Gelelim konumuza: Zeytin, mitolojide adı geçen bir meyve. Tektanrılı üç büyük din için kutsal bir bitki. Arap ülkelerinde hurma ile açılan oruç, Anadolu’muzda zeytin ile açılır. Hz. Muhammed saçlarına ve vücuduna zeytinyağı sürermiş. Hippi gençliğimizde yazları tek bir şort ile tüm günümüzü geçirdiğimiz günlerde, Akdeniz’in yakıcı güneş ve tuzuna karşı vücudumuzu ve uzun saçlarımızı zeytinyağı ile korur idik. Eski Mısır’da otlar ile karıştırıp kozmetik olarak kullanılıyormuş. Helenistik dönemde zeytin ağacı kesmenin cezası insan öldürmek ile bir sayılıyor ve suçlu ölüm cezasına çarptırılıyor imiş... Düşünün...
40 BİN YILLIK BİRLİKTELİK
Zeytin ağaçları 3000 yıl yaşıyormuş. Ben 1500 seneliğine sırtımı dayadım ve uyudum.

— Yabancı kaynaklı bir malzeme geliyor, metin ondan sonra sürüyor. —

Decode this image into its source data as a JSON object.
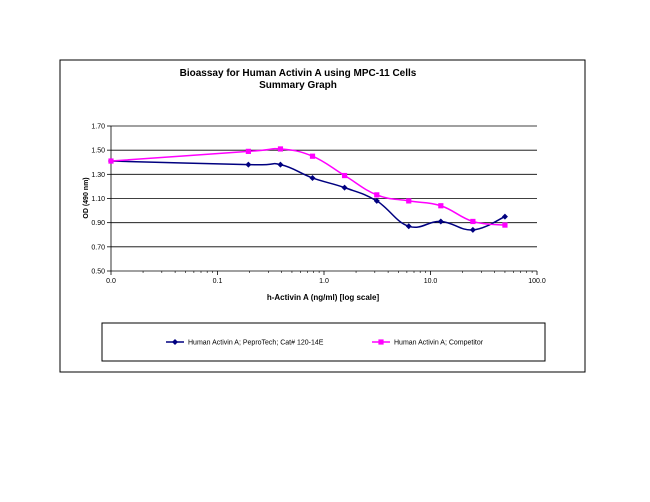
{
  "chart_data": {
    "type": "line",
    "title": "Bioassay for Human Activin A using MPC-11 Cells",
    "subtitle": "Summary Graph",
    "xlabel": "h-Activin A (ng/ml) [log scale]",
    "ylabel": "OD (490 nm)",
    "x_scale": "log",
    "x_tick_labels": [
      "0.0",
      "0.1",
      "1.0",
      "10.0",
      "100.0"
    ],
    "x_ticks": [
      0.01,
      0.1,
      1,
      10,
      100
    ],
    "xlim": [
      0.01,
      100
    ],
    "y_tick_labels": [
      "0.50",
      "0.70",
      "0.90",
      "1.10",
      "1.30",
      "1.50",
      "1.70"
    ],
    "y_ticks": [
      0.5,
      0.7,
      0.9,
      1.1,
      1.3,
      1.5,
      1.7
    ],
    "ylim": [
      0.5,
      1.7
    ],
    "grid": true,
    "legend_position": "bottom",
    "series": [
      {
        "name": "Human Activin A; PeproTech; Cat# 120-14E",
        "color": "#000080",
        "marker": "diamond",
        "x": [
          0.01,
          0.195,
          0.39,
          0.78,
          1.56,
          3.13,
          6.25,
          12.5,
          25,
          50
        ],
        "y": [
          1.41,
          1.38,
          1.38,
          1.27,
          1.19,
          1.08,
          0.87,
          0.91,
          0.84,
          0.95
        ]
      },
      {
        "name": "Human Activin A; Competitor",
        "color": "#ff00ff",
        "marker": "square",
        "x": [
          0.01,
          0.195,
          0.39,
          0.78,
          1.56,
          3.13,
          6.25,
          12.5,
          25,
          50
        ],
        "y": [
          1.41,
          1.49,
          1.51,
          1.45,
          1.29,
          1.13,
          1.08,
          1.04,
          0.91,
          0.88
        ]
      }
    ]
  }
}
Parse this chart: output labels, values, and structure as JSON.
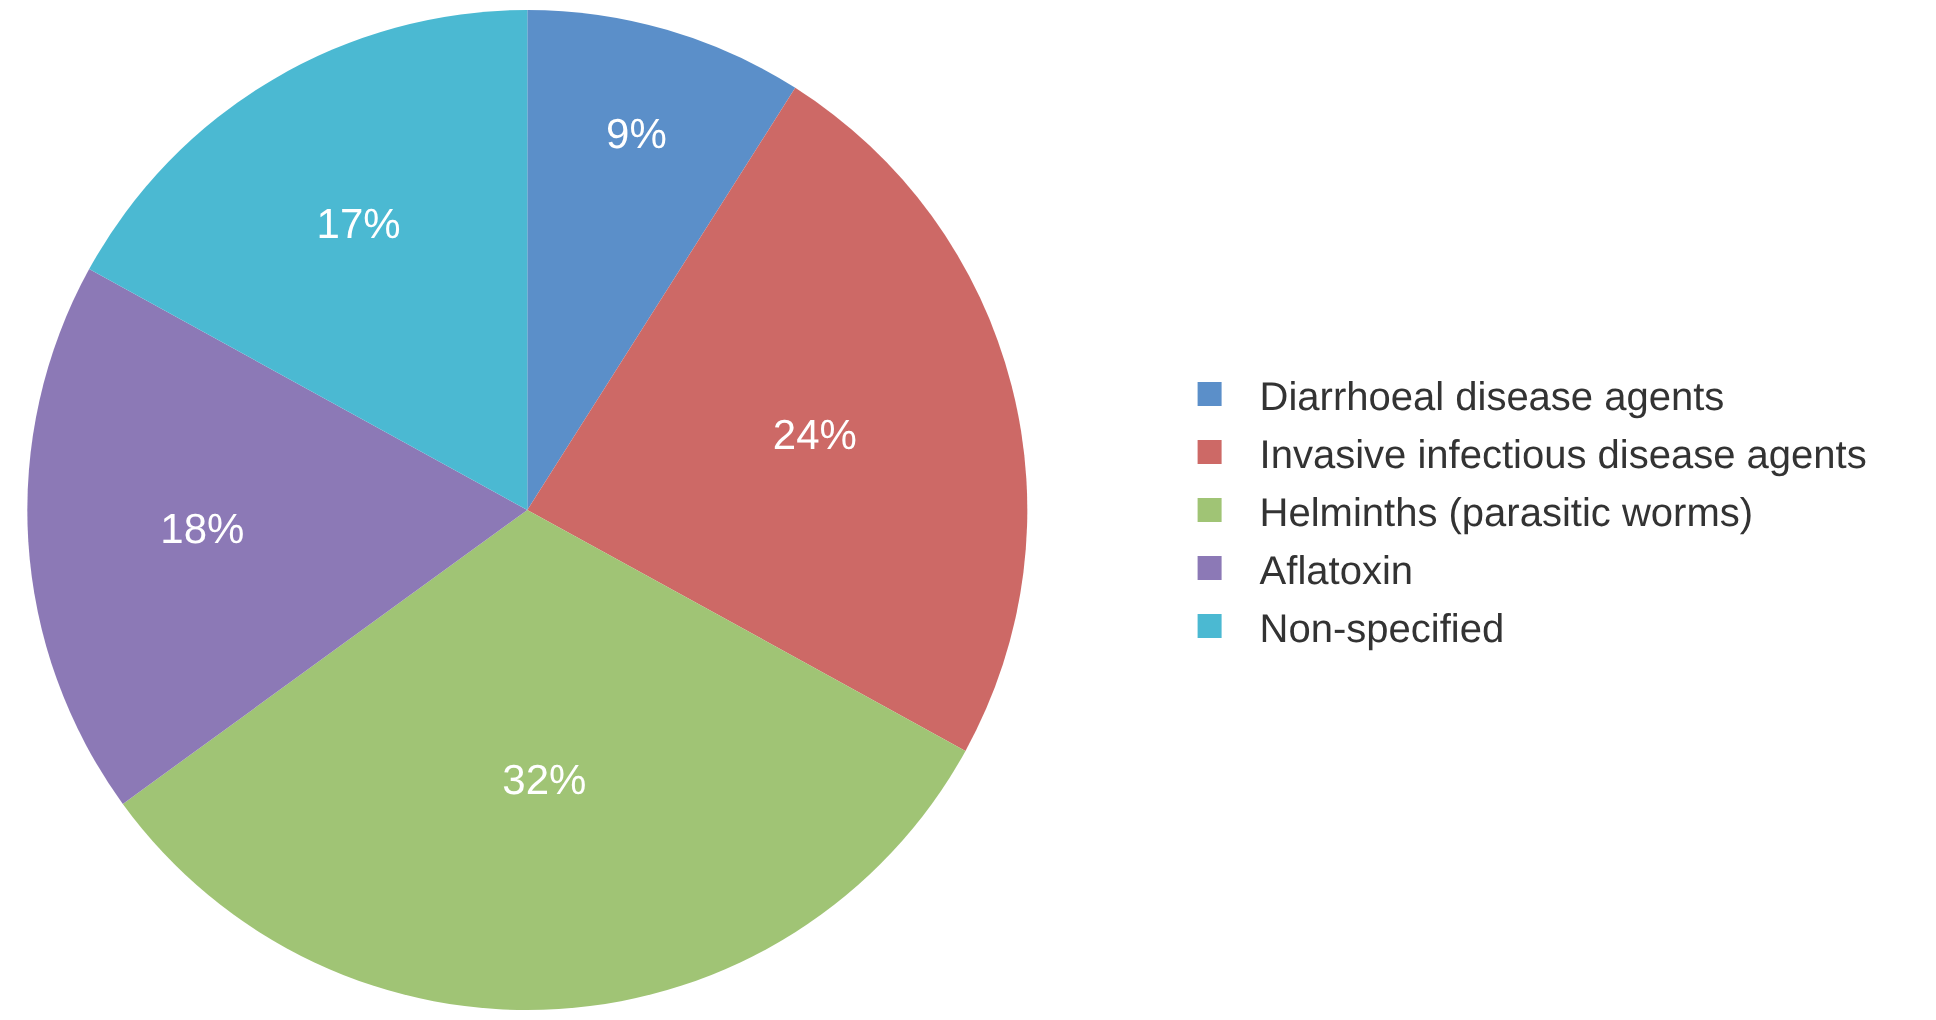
{
  "chart_data": {
    "type": "pie",
    "categories": [
      "Diarrhoeal disease agents",
      "Invasive infectious disease agents",
      "Helminths (parasitic worms)",
      "Aflatoxin",
      "Non-specified"
    ],
    "values": [
      9,
      24,
      32,
      18,
      17
    ],
    "colors": [
      "#5b8fc9",
      "#cd6966",
      "#a0c475",
      "#8c79b6",
      "#4bb9d2"
    ],
    "value_labels": [
      "9%",
      "24%",
      "32%",
      "18%",
      "17%"
    ],
    "legend": "right"
  }
}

Bir tanesinin içine girdim ve konuştum, dinledi, usulca dallarını salladı.
Zeytin ağacındaki çiçeklerin 20’sinden 1’i anca zeytine dönüşüyor. Meyve ilk önce mor, sonra yeşil, sonra da siyah rengi alıyor. A, D, E ve K, vitaminleri içeriyor. Zeytin ağaçları 3000 sene yaşıyormuş. Ben 1500 seneliğine sırtımı dayadım ve uyudum. Bir tanesinin içine girdim ve ağaçla konuştum, sanırım dinledi, usulca dallarını salladı.
Zeytin ağaçları yaşlı ama zeytinyağı insanda yaşlanmayı geciktiriyor. Hücre ve dokuların yaşlanmaya karşı direncini artırıyor. Yüksek miktarda doymamış yağ içerdiği için kötü kolesterolü dengede tutarken iyiyi artırıyor. Kemikleri de güçlendirirken mide dostu oluyor. Yemeklerden önce içildiğinde mide çeperini kaplayıp, gastrit ve ülser gibi hastalıklara yakalanma riskini önlüyor. Zeytinyağı, katı ve sıvı tüm yağlar arasında en kolay hazmedilen yağ. Yeni doğmuş bebeklerin beyin gelişimi için gerekli olan linoleik asit oranı zeytinyağında yüksek seviyede olduğundan, bebek bekleyen ve emzikli annelerin beslenmesi için en uygun yağ.
Türk mutfağı, ‘Zeytinyağlılar’ olarak adlandırılan bir yemek kategorisine sahip dünyadaki tek mutfaktır. HASTASIYIM.